(A) Mice were tested first in open field A for 20 minutes, then in open field B in the same room for 20 minutes, and again in open field A (A’). Open field A and B had the same size but were made from different materials with different textures.
(B) Left: firing rate maps of example GC (top), MC (middle), and CA3pyr (bottom) in A, B and A’. Right: correlation of firing maps in A–vs–B, B–vs–A’, and A–vs–A’ for the example units. Place field remapping index was calculated by subtracting the mean of the AB and BA’ correlations from the AA’ correlation. Black asterisk: place fields observed both in A and B. White arrow head: place fields observed either in A or B.
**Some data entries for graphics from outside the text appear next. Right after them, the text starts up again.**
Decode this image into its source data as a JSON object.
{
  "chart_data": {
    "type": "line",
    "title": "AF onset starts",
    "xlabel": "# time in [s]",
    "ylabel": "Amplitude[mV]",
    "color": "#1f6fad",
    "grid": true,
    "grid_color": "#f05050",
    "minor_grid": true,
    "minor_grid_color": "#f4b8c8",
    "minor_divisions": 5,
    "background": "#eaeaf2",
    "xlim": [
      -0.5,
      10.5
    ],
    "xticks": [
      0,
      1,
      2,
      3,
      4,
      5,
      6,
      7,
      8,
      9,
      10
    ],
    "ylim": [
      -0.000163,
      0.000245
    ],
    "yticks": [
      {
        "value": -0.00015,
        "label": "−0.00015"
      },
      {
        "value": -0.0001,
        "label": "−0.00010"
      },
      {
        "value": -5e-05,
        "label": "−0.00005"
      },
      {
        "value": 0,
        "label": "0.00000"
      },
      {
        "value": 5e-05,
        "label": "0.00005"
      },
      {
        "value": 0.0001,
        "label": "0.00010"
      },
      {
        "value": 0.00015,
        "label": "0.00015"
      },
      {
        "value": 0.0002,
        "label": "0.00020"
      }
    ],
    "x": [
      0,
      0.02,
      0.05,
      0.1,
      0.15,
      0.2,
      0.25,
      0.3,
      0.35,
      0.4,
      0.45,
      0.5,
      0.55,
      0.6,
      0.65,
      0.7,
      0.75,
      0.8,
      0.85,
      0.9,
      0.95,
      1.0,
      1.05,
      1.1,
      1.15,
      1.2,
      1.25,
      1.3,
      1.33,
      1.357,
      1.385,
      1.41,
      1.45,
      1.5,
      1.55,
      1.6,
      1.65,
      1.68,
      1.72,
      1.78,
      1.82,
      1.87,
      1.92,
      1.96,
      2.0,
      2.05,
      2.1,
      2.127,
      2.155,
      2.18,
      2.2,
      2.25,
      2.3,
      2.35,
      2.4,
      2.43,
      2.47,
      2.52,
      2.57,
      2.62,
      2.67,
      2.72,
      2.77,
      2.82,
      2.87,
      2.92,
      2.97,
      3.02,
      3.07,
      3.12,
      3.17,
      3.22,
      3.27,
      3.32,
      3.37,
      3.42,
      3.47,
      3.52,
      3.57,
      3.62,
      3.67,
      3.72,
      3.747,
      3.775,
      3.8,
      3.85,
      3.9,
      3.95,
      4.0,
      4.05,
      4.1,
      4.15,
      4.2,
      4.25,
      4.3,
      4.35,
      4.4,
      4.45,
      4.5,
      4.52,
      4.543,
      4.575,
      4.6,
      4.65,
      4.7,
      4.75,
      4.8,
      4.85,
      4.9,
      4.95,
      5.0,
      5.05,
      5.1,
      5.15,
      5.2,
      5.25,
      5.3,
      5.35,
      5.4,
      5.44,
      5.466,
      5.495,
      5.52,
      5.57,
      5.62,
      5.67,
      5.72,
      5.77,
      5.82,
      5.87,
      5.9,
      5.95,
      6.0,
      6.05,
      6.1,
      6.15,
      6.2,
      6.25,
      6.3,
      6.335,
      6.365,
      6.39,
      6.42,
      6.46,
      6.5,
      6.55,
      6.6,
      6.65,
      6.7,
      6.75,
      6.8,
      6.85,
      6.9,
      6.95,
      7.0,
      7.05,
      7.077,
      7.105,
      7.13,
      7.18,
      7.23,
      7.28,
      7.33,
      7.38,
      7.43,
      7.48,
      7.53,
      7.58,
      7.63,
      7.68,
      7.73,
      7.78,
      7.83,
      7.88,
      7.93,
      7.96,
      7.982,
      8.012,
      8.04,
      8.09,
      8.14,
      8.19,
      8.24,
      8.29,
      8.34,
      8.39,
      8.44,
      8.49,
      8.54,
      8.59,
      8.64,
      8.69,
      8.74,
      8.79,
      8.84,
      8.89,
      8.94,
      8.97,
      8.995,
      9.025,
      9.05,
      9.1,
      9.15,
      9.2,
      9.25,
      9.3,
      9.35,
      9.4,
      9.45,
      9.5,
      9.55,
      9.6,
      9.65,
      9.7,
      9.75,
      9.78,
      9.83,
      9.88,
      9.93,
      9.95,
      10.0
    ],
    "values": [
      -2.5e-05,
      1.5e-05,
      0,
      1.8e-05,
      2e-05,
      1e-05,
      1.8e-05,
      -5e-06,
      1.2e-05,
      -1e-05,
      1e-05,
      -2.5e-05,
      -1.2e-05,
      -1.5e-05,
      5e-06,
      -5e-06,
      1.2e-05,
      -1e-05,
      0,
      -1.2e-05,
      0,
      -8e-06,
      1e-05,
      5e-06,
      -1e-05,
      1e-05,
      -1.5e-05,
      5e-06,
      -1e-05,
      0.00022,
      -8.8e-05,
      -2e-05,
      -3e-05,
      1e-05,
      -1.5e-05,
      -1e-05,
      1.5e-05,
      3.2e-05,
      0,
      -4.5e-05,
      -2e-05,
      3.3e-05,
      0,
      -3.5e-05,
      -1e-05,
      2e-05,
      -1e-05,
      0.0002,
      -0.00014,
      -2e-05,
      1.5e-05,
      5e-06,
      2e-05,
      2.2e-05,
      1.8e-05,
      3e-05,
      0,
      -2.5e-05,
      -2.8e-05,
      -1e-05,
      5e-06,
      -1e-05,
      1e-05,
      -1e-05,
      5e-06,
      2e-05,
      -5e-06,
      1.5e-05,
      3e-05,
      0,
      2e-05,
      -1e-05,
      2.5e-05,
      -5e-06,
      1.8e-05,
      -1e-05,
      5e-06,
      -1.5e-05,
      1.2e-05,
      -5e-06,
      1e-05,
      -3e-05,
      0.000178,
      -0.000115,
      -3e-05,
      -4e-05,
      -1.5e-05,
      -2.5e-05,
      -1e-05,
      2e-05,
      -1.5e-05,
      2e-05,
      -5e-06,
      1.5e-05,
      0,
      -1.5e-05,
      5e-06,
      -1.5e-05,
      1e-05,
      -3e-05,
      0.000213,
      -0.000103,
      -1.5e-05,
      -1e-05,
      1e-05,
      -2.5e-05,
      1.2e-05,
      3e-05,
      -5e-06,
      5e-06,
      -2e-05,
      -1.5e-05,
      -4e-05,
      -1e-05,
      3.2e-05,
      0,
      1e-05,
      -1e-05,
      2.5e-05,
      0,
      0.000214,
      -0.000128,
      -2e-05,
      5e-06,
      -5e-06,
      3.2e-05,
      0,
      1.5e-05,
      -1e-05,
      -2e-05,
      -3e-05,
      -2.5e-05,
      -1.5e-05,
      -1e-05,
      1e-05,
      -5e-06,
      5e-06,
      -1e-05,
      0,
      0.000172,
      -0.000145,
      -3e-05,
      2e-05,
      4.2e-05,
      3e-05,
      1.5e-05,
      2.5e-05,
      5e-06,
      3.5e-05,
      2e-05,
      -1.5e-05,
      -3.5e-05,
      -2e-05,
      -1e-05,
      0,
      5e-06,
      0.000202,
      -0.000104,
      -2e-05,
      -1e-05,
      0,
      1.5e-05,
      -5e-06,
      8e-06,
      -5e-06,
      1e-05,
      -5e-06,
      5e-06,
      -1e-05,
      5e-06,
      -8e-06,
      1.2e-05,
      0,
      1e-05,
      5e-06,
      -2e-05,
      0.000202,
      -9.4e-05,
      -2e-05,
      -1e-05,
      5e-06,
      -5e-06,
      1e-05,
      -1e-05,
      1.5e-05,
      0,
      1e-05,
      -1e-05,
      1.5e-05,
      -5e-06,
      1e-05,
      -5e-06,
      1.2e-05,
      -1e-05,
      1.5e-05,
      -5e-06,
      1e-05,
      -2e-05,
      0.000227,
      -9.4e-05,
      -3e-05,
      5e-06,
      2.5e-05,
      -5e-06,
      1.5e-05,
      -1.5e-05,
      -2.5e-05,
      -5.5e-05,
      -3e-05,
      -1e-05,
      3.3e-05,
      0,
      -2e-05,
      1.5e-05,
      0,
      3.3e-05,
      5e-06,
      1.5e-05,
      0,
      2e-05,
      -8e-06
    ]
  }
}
(C) Distribution of the remapping index of GCs (left, n = 247), MCs (middle, n = 181), and CA3pyr (right, n = 317; n = 5 mice). Bright colors indicate units with significant place fields (GC: n = 30, MC: n = 111, CA3pyr: n = 144).
(D) GCs with stable place fields had significantly lower remapping index compared to MCs and CA3pyrs with stable place fields (P = 0.033, one-way Kruskal-Wallis test with Bonferroni post hoc test; P = 0.028).
(E) The rate maps of units of the same cell types were stacked into 2500 (50 x 50 pixels) population vectors (PVs; as in Leutgeb et al., 2007).
(F) PV correlation was calculated for AB, BA’ and AA’ for GCs (top), MCs (middle), and CA3pyr (bottom). For calculating PVs, rate maps of 20 units randomly selected from all units with stable place field were stacked. Random sampling was performed 1000 times iteratively for place field shift score calculations.
(G) Remapping index was calculated based on PVs with sets of different sample numbers (n = 5, 10, 15, 20). Remapping index scores, calculated based on PV for all units or all units with stable place fields, are marked by +. Place fields of MCs shifted more compared to those of GCs. All w/PF: all units with place fields.